See also personal experiences of manual treatments
First a word of warning: my coccyx pain was made worse by a physiotherapist who pressed hard on the coccyx from the outside, and I have heard of other cases where a doctor or another specialist made someone's pain a lot worse by doing this (or even caused the pain in the first place - see Physical therapist pushed too hard and dislodged my tailbone). So if you do decide to go for manual treatment, make sure it is gentle and is carried out by someone who knows what they are doing.
The idea behind manual treatment is that tense muscles can pull the coccyx out of position, causing pain. The treatment aims to relax and extend the muscles, so that the coccyx can return to its normal position.
Many people who have had manual treatment carried out by a skilled practitioner have reported success. People who had this treatment have suggested that you should allow a week or two between treatments, but that if it doesn't work first time, it probably won't work at all. Manual treatments of the coccyx may be carried out by physical therapists (also called physiotherapists), by chiropractors, osteopaths, or massage therapists.
Dr Marc Heller, a chiropractor, wrote an article in Dynamic Chiropractic (PDF) describing in detail the methods that he uses.
Dr Michael Durtnall, a chiropractor, presented results of a trial of Manipulation for coccydynia. He found that 73% of patients improved by 70-100% over an average of less than 7 treatments using specific manipulation, acupuncture, physical therapy and robust exercise.
There are two versions of manual treatment: external and internal. The details may vary from one therapist to another.
External manipulation of the coccyx consists of pulling the tip of the coccyx backwards through the skin just above the anus.
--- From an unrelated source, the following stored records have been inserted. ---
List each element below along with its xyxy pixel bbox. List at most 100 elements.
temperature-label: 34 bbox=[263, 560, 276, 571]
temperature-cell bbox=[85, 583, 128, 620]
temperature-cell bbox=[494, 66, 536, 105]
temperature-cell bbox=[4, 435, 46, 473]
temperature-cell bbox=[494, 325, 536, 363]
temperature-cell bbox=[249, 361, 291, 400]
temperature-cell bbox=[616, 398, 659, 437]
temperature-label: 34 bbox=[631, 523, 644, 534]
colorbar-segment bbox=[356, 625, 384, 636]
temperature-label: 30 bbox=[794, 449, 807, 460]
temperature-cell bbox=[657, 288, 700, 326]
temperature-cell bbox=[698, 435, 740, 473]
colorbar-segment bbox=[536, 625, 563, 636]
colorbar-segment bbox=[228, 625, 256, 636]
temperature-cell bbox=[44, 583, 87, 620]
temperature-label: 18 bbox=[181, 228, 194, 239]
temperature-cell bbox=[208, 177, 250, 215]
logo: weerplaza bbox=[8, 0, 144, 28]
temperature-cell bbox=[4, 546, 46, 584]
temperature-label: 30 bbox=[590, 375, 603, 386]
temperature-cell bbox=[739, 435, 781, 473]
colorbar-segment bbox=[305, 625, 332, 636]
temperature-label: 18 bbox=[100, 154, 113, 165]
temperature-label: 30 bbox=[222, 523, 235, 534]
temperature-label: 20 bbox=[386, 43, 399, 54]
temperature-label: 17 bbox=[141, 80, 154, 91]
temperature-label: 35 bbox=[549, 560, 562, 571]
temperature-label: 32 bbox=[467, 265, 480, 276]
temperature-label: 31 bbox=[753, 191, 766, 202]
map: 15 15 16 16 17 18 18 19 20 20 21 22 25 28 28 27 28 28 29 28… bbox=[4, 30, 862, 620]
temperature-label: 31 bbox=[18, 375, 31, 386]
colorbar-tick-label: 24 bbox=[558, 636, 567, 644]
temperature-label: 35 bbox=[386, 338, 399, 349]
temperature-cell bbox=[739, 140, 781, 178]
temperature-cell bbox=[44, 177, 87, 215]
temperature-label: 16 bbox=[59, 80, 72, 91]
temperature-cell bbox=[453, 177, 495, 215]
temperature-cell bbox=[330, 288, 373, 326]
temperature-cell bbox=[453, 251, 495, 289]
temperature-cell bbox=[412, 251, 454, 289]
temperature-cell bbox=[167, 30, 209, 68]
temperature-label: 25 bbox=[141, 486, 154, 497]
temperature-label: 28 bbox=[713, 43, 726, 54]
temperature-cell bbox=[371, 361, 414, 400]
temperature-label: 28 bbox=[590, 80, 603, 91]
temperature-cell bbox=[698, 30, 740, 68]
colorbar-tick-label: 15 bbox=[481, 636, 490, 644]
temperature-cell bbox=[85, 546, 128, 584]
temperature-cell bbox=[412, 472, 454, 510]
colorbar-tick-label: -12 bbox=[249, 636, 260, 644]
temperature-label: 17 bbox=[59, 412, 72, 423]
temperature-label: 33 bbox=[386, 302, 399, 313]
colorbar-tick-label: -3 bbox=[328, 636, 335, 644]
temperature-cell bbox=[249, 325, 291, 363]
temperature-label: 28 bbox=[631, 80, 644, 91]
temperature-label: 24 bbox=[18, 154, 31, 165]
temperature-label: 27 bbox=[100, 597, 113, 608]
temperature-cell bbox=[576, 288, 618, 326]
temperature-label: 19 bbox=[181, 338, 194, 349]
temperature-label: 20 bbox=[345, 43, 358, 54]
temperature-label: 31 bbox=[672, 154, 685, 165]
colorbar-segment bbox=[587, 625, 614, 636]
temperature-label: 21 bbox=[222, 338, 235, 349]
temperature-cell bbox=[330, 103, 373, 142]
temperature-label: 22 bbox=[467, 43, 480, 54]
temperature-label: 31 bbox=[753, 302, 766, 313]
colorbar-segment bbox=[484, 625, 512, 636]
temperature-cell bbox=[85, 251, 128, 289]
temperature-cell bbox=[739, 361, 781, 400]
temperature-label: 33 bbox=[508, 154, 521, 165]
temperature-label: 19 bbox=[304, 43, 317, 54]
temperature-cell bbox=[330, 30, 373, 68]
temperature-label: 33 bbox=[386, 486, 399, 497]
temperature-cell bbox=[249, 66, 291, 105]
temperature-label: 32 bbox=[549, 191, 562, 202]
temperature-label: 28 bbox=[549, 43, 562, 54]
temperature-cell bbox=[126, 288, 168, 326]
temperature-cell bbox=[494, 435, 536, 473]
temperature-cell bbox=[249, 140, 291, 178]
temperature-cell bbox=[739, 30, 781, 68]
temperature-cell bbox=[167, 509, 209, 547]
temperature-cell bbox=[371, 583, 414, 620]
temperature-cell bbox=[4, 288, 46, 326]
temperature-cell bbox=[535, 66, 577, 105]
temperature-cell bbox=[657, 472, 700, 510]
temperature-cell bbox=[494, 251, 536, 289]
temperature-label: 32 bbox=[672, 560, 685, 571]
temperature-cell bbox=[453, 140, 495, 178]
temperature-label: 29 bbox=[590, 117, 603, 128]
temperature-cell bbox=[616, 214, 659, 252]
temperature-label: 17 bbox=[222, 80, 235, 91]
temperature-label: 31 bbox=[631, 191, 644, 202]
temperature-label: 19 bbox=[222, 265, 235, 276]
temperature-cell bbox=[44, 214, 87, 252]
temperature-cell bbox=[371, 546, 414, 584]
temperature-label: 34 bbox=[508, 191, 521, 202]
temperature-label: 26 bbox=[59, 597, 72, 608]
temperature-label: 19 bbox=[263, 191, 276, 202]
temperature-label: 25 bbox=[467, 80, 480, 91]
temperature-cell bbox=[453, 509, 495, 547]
Internal manipulation of the coccyx is carried out by the therapist placing a gloved finger into the anus of the patient, and gently massaging or stretching the muscles attached to the coccyx. Most therapists also gently pull the coccyx into its normal position, if it is out of position. Some also use the vagina of female patients to get access to the muscles, if the patient agrees.
Dr Lila Abbatte has developed a taping technique which is used together with manual treatment, to hold the coccyx in the correct position between treatments.
Five people have reported that they tried the Bowen technique, which is described as a series of gently rolling connective tissue moves, using a light touch and may be done through clothing. Two of these reported success, and three found no improvement. There are more details of the technique at www.bowtech.com.
There is a chiropractic treatment using an instrument called an Activator, which delivers a small controlled mechanical shock or "punch" to the area it is in contact with. It does not seem to be used much for coccyx problems. There is an abstract of a medical paper on the use of Activator technique in coccydynia (but only on one patient). Another patient reported rapid success with this treatment.
Julie has written about the success she had with a physical therapy designed to straighten out twists in her hips and shoulders.
Grace has had a programme of massage and exercise that has helped her greatly, though not directly related to the coccyx.
One type of therapy that is sometimes offered by physical therapists is ultrasound treatment. Very few people find this has any effect.